クロノスがすべて悪人であるとレオンに吹き込まれているのだろう。
真実は、弱者であるクロノスが一方的に嬲られていたなどと言う現実は、今の彼女にはそぐわないためにすべて上書きされているのだろう。
誤解を解いている暇はなし、むしろ自分を裏切ったコンスタンツ自身がクロノスからすれば膺懲の対象なのだ。
「やい! ここには明白な証人がそろっているんだぜ!」
「ギルドマスターのお手をわずらわせるな!」
「クロノス! テメェの首は役人に斬られて河原に晒されんだ!」
「奴隷殺しに元仲間に逆恨みの襲撃。さすがにこの暴挙はありえねぇぜ!」
「セリアも訴状を引っ込めな! S級であるレオンたちが嘘を言うわけねぇからよう!」
男たちが口々にそう罵った。
「それともセリアとはできてんのかよ時計野郎! ま、汚らしいツラの女にゃ能無し時計がお似合いだぜ!」
クロノスの傍らにいたセリアの身体が激しく震えた。彼女は、三カ月ほど前、酔った冒険者同士の諍いを収めようと持ち前の正義感で割って入り、挙句、キレた錬金術士の特殊な薬剤で顔半分に重度の火傷を負ってしまったのだ。
「おい、いま、セリアに向かってなんて言った?」
「そりゃ――」
クロノスの表情が変わっった時に、その冒険者の男は勘所を働かせて詫びるべきだった。
――刻止め。
男がなにかを言う前にクロノスは時間操作のスキルを発動させた。
ギルドの広大な空間に時計が現れて刻を刻み始める。
レオンをはじめとした全員がクロノスただひとりを除いて凍りつく。
「口は災いのもとってな」
クロノスはセリアに暴言を吐いた男の腰からナイフを引き抜くと、舌の中央部にザックリと刺した。

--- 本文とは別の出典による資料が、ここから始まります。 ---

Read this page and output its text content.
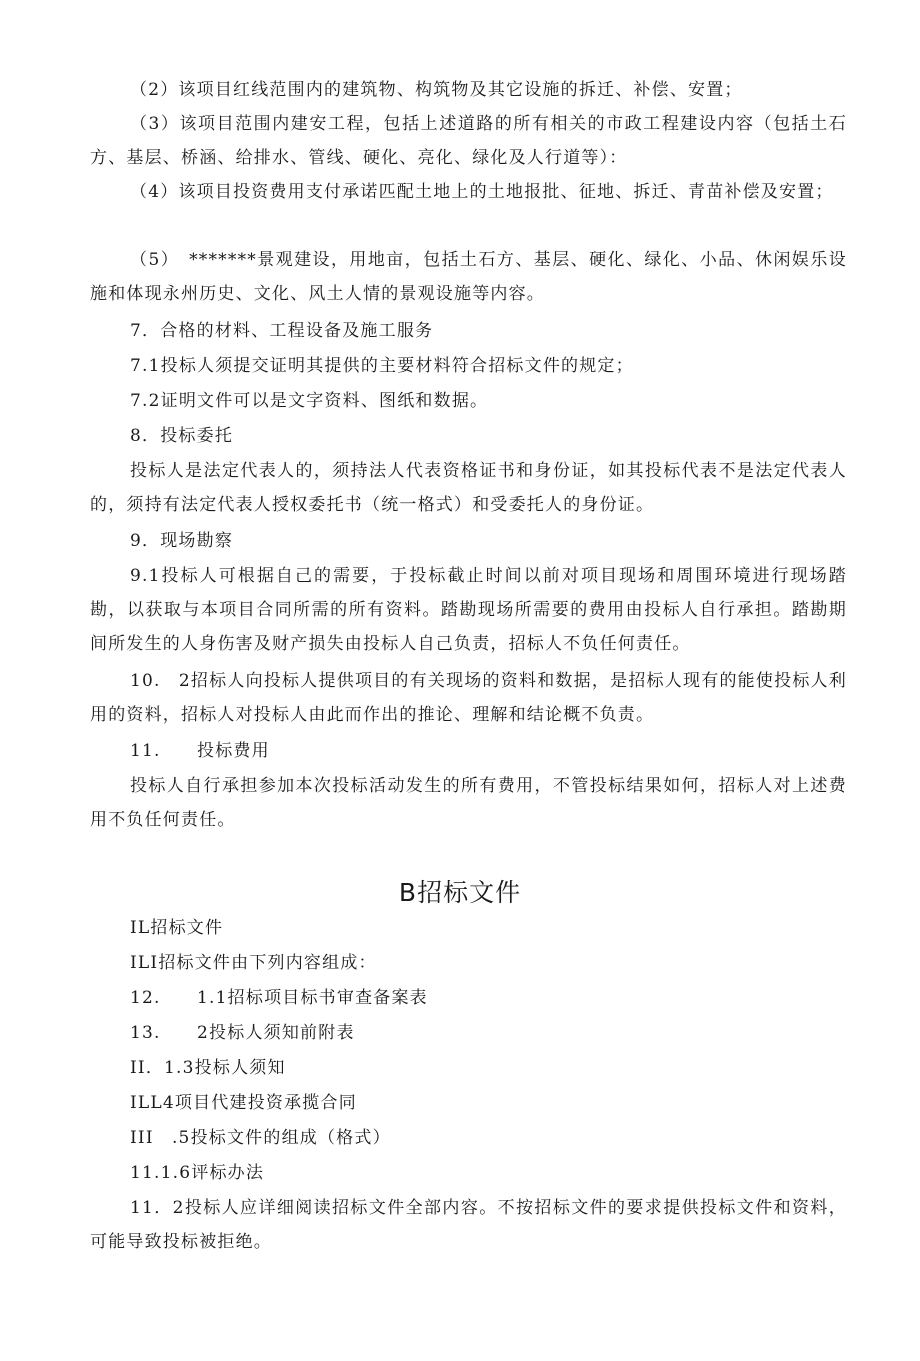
（2）该项目红线范围内的建筑物、构筑物及其它设施的拆迁、补偿、安置；

（3）该项目范围内建安工程，包括上述道路的所有相关的市政工程建设内容（包括土石方、基层、桥涵、给排水、管线、硬化、亮化、绿化及人行道等）：

（4）该项目投资费用支付承诺匹配土地上的土地报批、征地、拆迁、青苗补偿及安置；

（5）　*******景观建设，用地亩，包括土石方、基层、硬化、绿化、小品、休闲娱乐设施和体现永州历史、文化、风土人情的景观设施等内容。

7．合格的材料、工程设备及施工服务

7.1投标人须提交证明其提供的主要材料符合招标文件的规定；

7.2证明文件可以是文字资料、图纸和数据。

8．投标委托

投标人是法定代表人的，须持法人代表资格证书和身份证，如其投标代表不是法定代表人的，须持有法定代表人授权委托书（统一格式）和受委托人的身份证。

9．现场勘察

9.1投标人可根据自己的需要，于投标截止时间以前对项目现场和周围环境进行现场踏勘，以获取与本项目合同所需的所有资料。踏勘现场所需要的费用由投标人自行承担。踏勘期间所发生的人身伤害及财产损失由投标人自己负责，招标人不负任何责任。

10.　2招标人向投标人提供项目的有关现场的资料和数据，是招标人现有的能使投标人利用的资料，招标人对投标人由此而作出的推论、理解和结论概不负责。

11.　　投标费用

投标人自行承担参加本次投标活动发生的所有费用，不管投标结果如何，招标人对上述费用不负任何责任。

B招标文件

IL招标文件

ILI招标文件由下列内容组成：

12.　　1.1招标项目标书审查备案表

13.　　2投标人须知前附表

II．1.3投标人须知

ILL4项目代建投资承揽合同

III　.5投标文件的组成（格式）

11.1.6评标办法

11．2投标人应详细阅读招标文件全部内容。不按招标文件的要求提供投标文件和资料，可能导致投标被拒绝。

時間が停止しているせいもあってか男の舌からは血が流れない。
五秒もあれば無礼者に罰を与えるのは充分だ。
刻が動き出す――。
「いぎっ、いぎっ、いぎあーっ!?」
クロノスは最初と変わらぬ位置で立っている。だが、十五メートルほど離れた場所にいた男は自分の舌を貫くようにナイフが刺さっているのに気づき、痛みと驚きで悶絶した。
「な――?」
あれほど冷静で眉も動かさなかったレオンの表情に驚愕が走った。
(間違いない。俺の時間停止能力は誰ひとり気づくことができないものだ)
コンスタンツも訳がわからないといった表情でレオンとクロノスの顔を交互にみて口元に手を当てている。